Le paysage y était lunaire, la roche brûlée donnait une atmosphère hors du temps à l’endroit. Si personne n’était dans votre champ de vision, marqueur de notre époque, vous auriez pu imaginer être cinq cent ans en arrière et voir une diligence passer poursuivie par une horde d’indiens à cheval. Nous n’étions que mi-février mais le soleil frappait suffisamment nos crânes pour que l’on se promène en t-shirt et nous n’osions même pas imaginer la dureté des étés. La géographie des lieux était complexe, on passait d’un bassin parfaitement plat à une succession de collines à vagues, de roches d’un blanc éclatant à des pierres jaune foncé.

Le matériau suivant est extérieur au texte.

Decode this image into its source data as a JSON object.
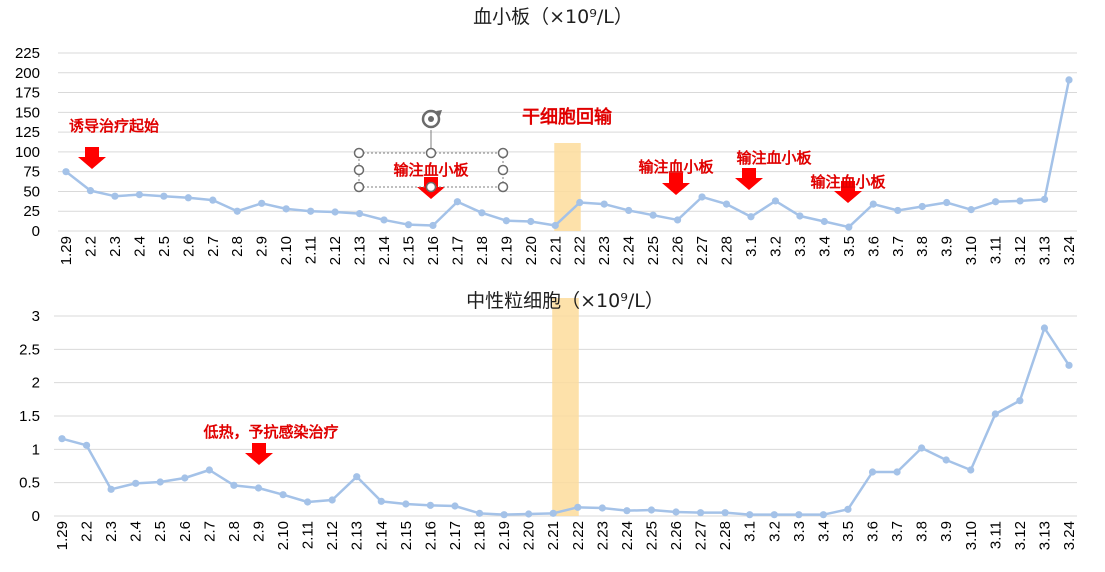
{
  "chart_data": [
    {
      "type": "line",
      "title": "血小板（×10⁹/L）",
      "categories": [
        "1.29",
        "2.2",
        "2.3",
        "2.4",
        "2.5",
        "2.6",
        "2.7",
        "2.8",
        "2.9",
        "2.10",
        "2.11",
        "2.12",
        "2.13",
        "2.14",
        "2.15",
        "2.16",
        "2.17",
        "2.18",
        "2.19",
        "2.20",
        "2.21",
        "2.22",
        "2.23",
        "2.24",
        "2.25",
        "2.26",
        "2.27",
        "2.28",
        "3.1",
        "3.2",
        "3.3",
        "3.4",
        "3.5",
        "3.6",
        "3.7",
        "3.8",
        "3.9",
        "3.10",
        "3.11",
        "3.12",
        "3.13",
        "3.24"
      ],
      "series": [
        {
          "values": [
            75,
            51,
            44,
            46,
            44,
            42,
            39,
            25,
            35,
            28,
            25,
            24,
            22,
            14,
            8,
            7,
            37,
            23,
            13,
            12,
            7,
            36,
            34,
            26,
            20,
            14,
            43,
            34,
            18,
            38,
            19,
            12,
            5,
            34,
            26,
            31,
            36,
            27,
            37,
            38,
            40,
            191
          ],
          "color": "#a4c2e8"
        }
      ],
      "ylim": [
        0,
        225
      ],
      "yticks": [
        "0",
        "25",
        "50",
        "75",
        "100",
        "125",
        "150",
        "175",
        "200",
        "225"
      ],
      "grid": true,
      "annotations": [
        {
          "text": "诱导治疗起始",
          "arrow_at": "2.2"
        },
        {
          "text": "输注血小板",
          "arrow_at": "2.16"
        },
        {
          "text": "输注血小板",
          "arrow_at": "2.26"
        },
        {
          "text": "输注血小板",
          "arrow_at": "3.1"
        },
        {
          "text": "输注血小板",
          "arrow_at": "3.5"
        }
      ],
      "highlight_band": {
        "label": "干细胞回输",
        "from": "2.21",
        "to": "2.22",
        "color": "#fddc9b"
      }
    },
    {
      "type": "line",
      "title": "中性粒细胞（×10⁹/L）",
      "categories": [
        "1.29",
        "2.2",
        "2.3",
        "2.4",
        "2.5",
        "2.6",
        "2.7",
        "2.8",
        "2.9",
        "2.10",
        "2.11",
        "2.12",
        "2.13",
        "2.14",
        "2.15",
        "2.16",
        "2.17",
        "2.18",
        "2.19",
        "2.20",
        "2.21",
        "2.22",
        "2.23",
        "2.24",
        "2.25",
        "2.26",
        "2.27",
        "2.28",
        "3.1",
        "3.2",
        "3.3",
        "3.4",
        "3.5",
        "3.6",
        "3.7",
        "3.8",
        "3.9",
        "3.10",
        "3.11",
        "3.12",
        "3.13",
        "3.24"
      ],
      "series": [
        {
          "values": [
            1.16,
            1.06,
            0.4,
            0.49,
            0.51,
            0.57,
            0.69,
            0.46,
            0.42,
            0.32,
            0.21,
            0.24,
            0.59,
            0.22,
            0.18,
            0.16,
            0.15,
            0.04,
            0.02,
            0.03,
            0.04,
            0.13,
            0.12,
            0.08,
            0.09,
            0.06,
            0.05,
            0.05,
            0.02,
            0.02,
            0.02,
            0.02,
            0.1,
            0.66,
            0.66,
            1.02,
            0.84,
            0.69,
            1.53,
            1.73,
            2.82,
            2.26
          ],
          "color": "#a4c2e8"
        }
      ],
      "ylim": [
        0,
        3
      ],
      "yticks": [
        "0",
        "0.5",
        "1",
        "1.5",
        "2",
        "2.5",
        "3"
      ],
      "grid": true,
      "annotations": [
        {
          "text": "低热，予抗感染治疗",
          "arrow_at": "2.9"
        }
      ],
      "highlight_band": {
        "from": "2.21",
        "to": "2.22",
        "color": "#fddc9b"
      }
    }
  ]
}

L’un des points d’attraction principaux vous emmenait sur un immense plateau aride, dont l’œil avait du mal à appréhender la longueur, qui avait la particularité d’être à 85,5 mètres sous le niveau de la mer. Un écriteau planté dans la falaise, visiblement à 85,5 mètres de haut si les employés avaient bien fait leur travail, nous permettait de réaliser concrètement ce que ce chiffre représentait. On se sentait petits devant une telle immensité, sous nos pieds et au-dessus de nos têtes où le soleil déclinait lentement mais avec détermination.
On traversait la frontière entre la Californie et le Nevada à la nuit tombée et le panneau qui signifiait le franchissement était dans la pénombre quand on passait. Le changement d’état était rapidement assez clair à en juger par la profusion le long de la route de casinos et de panneaux publicitaires vantant les mérites des jeux d’argent. Nous étions un peu fébriles parce que nous avions fait une erreur d’un jour dans la réservation d’une chambre pour la nuit. On contactait des gens via Airbnb pour savoir s’ils pouvaient nous héberger pour la soirée mais rien ne nous assurait que quelqu’un nous répondrait.





Nous redoutions de devoir passer une nouvelle nuit dans la voiture, à cause de la mésaventure de la nuit à Monterey et du froid qui s’installait dans la vallée de Vegas, située au beau milieu du désert. Par chance, Jimmy nous contactait pour nous annoncer qu’il était ravi de nous dépanner et que nous pouvions arriver quand on voulait. Soulagés, on allait faire quelques emplettes dans un grand magasin bio puis, après quelques minutes de voiture, on frappait à sa porte. Il était grand et imposant, souriant comme tous les américains qu’on avait croisés jusqu’alors. Il nous montrait notre chambre, la Batman, décorée à l’effigie du super-héros de Gotham City.
Alors que nous mangions, il s’avançait vers nous un peu timide et il nous surprenait avec une requête des plus étranges. « Je ne sais pas si c’est culturel et si vous faites tous ça, mais pourriez-vous ne pas vous promener nus dans la maison ? » Devant nos yeux écarquillés, il comprenait que ce n’était pas spécialement dans les coutumes françaises. Il nous expliquait ensuite qu’il avait eu un couple de français quelques semaines auparavant et qu’ils sortaient de la douche dans le plus simple appareil pour rejoindre leur chambre. On partageait une bonne tranche de rire et il se sentait un peu idiot parce qu’il avait refusé toutes les demandes de français depuis cet évènement et s’il avait accepté la nôtre, c’était à cause de l’urgence dans laquelle on se trouvait. On lui promettait de ne pas marcher nus dans la maison et on allait se coucher parés pour la randonnée du lendemain.